- Citizenship: Ghanaian
- Occupations: TV Presenter/Producer; Actress; Content creator; Media Consultant; Events Consultant; Philanthropist;
- Years active: 1999 – present
- Known for: Restoration with Stacy talk show , Music Music entertainment show, Taxi Driver, I sing of a well, Incomplete, cross my heart
- Spouse: Daniel Kofi Amoateng
- Children: Calista Meusique Amoateng, Beyonce Afia Dankwah Amoateng, Josiah Ian Amoateng
- Awards: RTP awards TV program of the year, Shine awards TV program of the year

= Stacy Amoateng =

Ghanaian media personality and actress

Stacy Amoateng (Anastasia Manuela Amoateng) is television presenter/producer, media consultant, philanthropist and actress from Ghana. She founded a charitable organisation to support women and children in need and has been recognised for her work via a Ghana Peace Award.

== Career ==
Amoateng started her television career in 2000 acting in television series Taxi Driver. In 2002, she hosted talk show Talk Ghana on Tv3. She co-hosted Music Music on TV3 Ghana in 2002 with Bola Ray and resigned in 2012. Amoateng has acted in movies such as I Sing of a Well, Incomplete, Consequences, and Cross my Heart. She also hosted In Touch Africa and In Vogue.

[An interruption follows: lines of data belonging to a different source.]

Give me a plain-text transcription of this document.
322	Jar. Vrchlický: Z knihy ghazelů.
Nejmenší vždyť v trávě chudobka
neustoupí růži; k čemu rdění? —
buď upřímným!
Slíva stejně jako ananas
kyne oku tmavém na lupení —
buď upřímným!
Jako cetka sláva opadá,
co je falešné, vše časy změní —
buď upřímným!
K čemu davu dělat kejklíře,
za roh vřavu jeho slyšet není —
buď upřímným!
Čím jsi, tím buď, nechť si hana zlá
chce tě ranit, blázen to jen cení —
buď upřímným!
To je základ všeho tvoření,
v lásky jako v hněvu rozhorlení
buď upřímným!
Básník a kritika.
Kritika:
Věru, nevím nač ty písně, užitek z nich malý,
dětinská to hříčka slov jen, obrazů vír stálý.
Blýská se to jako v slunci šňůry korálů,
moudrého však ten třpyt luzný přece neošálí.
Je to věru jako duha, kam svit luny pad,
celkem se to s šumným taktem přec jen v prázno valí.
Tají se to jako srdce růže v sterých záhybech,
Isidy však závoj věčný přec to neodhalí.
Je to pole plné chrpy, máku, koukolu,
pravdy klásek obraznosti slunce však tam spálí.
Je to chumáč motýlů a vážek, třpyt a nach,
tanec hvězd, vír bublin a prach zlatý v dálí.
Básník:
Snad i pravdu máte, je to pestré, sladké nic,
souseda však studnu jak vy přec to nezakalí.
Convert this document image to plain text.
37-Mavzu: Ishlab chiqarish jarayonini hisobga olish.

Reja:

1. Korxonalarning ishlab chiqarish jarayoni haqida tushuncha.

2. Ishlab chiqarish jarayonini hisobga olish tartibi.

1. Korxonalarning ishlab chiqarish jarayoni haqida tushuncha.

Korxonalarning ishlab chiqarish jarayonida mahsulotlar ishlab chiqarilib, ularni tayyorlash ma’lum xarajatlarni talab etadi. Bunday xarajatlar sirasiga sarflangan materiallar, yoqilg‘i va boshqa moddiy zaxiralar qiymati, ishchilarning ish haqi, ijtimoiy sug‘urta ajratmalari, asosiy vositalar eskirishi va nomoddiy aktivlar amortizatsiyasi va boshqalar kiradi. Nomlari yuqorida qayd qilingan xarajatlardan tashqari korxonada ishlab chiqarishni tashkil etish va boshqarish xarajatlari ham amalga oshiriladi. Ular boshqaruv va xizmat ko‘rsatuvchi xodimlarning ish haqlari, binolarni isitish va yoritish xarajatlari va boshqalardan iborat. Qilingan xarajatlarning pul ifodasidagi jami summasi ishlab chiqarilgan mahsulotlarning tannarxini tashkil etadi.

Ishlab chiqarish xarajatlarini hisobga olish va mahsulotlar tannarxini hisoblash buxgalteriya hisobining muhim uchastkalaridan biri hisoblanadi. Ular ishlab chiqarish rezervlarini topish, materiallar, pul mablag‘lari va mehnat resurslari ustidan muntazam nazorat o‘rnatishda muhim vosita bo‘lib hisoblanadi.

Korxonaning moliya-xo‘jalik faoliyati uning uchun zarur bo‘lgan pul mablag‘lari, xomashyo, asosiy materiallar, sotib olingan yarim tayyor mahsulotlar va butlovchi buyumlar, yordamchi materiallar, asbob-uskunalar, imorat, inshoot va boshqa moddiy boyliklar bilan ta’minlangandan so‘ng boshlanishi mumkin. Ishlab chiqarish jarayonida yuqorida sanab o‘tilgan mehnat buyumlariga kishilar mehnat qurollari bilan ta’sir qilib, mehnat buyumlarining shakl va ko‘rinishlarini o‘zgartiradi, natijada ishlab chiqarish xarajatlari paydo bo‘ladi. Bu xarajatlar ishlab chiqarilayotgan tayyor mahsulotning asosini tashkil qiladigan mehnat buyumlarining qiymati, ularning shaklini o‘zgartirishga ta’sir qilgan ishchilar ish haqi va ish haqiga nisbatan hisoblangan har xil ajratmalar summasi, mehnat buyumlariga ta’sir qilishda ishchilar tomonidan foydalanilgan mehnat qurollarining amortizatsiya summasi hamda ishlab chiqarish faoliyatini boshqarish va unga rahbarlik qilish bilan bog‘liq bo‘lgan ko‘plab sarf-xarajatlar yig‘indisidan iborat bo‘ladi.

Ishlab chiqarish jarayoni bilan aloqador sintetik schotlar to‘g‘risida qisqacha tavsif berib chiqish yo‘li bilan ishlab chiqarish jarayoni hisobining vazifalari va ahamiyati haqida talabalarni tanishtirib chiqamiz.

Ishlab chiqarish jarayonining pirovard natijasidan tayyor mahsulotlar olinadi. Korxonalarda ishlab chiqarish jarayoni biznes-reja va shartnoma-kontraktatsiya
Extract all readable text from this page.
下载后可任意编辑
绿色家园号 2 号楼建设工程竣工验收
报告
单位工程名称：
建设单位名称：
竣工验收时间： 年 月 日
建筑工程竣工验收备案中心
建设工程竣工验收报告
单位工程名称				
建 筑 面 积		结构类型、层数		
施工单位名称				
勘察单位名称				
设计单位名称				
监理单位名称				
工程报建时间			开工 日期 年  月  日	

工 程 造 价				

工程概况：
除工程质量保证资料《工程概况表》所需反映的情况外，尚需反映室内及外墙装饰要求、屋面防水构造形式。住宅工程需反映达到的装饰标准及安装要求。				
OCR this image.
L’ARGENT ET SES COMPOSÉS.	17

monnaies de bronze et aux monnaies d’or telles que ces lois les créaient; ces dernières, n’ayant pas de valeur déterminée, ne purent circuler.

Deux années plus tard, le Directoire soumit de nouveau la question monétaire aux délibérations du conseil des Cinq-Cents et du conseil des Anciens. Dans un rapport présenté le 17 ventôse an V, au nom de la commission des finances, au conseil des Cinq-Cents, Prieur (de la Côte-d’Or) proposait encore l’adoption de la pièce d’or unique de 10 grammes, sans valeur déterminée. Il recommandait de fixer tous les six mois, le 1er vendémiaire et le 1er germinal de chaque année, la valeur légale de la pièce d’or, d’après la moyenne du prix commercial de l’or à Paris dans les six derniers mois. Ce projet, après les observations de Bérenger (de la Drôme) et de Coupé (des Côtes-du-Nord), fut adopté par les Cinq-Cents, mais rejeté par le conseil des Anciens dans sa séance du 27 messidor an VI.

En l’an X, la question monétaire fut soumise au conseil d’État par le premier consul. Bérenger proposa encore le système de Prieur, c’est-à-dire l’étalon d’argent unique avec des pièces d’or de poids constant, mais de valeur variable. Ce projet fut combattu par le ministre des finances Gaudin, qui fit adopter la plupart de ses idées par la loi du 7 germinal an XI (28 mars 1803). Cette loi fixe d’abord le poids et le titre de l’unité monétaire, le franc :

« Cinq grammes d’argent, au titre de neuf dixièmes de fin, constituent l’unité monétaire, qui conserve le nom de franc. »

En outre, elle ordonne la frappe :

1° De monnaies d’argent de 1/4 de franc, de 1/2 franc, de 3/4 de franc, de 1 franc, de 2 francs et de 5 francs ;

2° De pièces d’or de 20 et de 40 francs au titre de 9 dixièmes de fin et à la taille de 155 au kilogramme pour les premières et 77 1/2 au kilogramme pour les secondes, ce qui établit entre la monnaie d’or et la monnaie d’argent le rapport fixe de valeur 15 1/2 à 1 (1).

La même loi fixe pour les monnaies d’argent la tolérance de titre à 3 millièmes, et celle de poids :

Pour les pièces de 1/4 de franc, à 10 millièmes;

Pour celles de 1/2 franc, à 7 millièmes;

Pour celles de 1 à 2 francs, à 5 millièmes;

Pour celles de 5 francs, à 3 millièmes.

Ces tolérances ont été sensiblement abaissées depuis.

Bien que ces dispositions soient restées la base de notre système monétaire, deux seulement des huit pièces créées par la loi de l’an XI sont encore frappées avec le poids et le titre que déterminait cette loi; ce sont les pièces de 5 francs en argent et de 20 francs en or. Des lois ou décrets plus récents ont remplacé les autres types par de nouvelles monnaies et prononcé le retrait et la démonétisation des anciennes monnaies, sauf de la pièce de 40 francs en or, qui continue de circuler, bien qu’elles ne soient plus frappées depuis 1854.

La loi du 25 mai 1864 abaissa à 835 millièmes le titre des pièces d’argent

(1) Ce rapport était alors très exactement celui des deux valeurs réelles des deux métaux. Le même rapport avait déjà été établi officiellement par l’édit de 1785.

Amoateng is the CEO of Platinum Networks, which produces a television series she hosts, Restoration. She is the executive director of Emklan Media, a content management, and multimedia production firm.

She is the founder of Showbiz Honours, an awards scheme for celebrities who give back to the society, and The Restoration With Stacy Foundation, which gives focus to empowering women and young girls with a campaign called The Luv Project. The Luv Project gives support to women and girls going through various forms of abuse. She raised Ghc 40,000.00 for plastic surgery for a woman whose partner poured acid on her. She supports needy children in school, gives accommodation to single mothers and counsels young girls on how to be empowered and live their dreams to the fullest. She does these by touring schools and having sessions with the students.

=== Recognition ===

- Humanitarian Award 2019- World Philanthropist Forum
- TV program of the year 2019- African Gospel Awards
- Personality of the year 2018 - RTP Awards
- Female Presenter of the year 2018 - RTP Awards
- TV Program of the year (Restoration with Stacy) - RTP Awards
- TV Presenter of the year 2018 - Shine Awards
- TV Program of the year 2018 - Shine Awards
- GOLD Award for Media Excellence 2018 - Foklex Media Awards
- Humanitarian Service Laureate 2017 - Ghana Peace Awards
- TV Developmental show of the year 2017- RTP Awards
- Ultimate Woman 2016 for her excellence in Media and Humanitarian courses.
- Most Entertaining Female Presenter 2016 - RTP Awards
- Most Entertaining Female Presenter 2015 - RTP Awards
- Honorary Degree in Media Relations 2015 - Achievers university College, Spain
- Most Entertaining Female Presenter 2011 - RTP Awards
- Royalty of Sunyani for her Excellence in Media.
- Ghana Peace Awards Humanitarian Service Laureate, 2017
- Winner, “TV Development Show Host Of The Year 2016-2017', RTP Awards, 2017
- RTP Personality awards 2018
- RTP Personality Of The Year 2019–2020.
- Radio and Television Personalities Awards TV Development Show Host Of The Year 2019–2020.

== Personal life ==
On 28 May 2005 Stacy married broadcaster, creative director and musician Daniel Kofi Amoateng (Quophi Okyeame). They have three children, two girls, Calista Meusique Amoateng, Beyonce Afia Dankwah Amoateng and a boy, Josiah Ian Kobby Amoateng.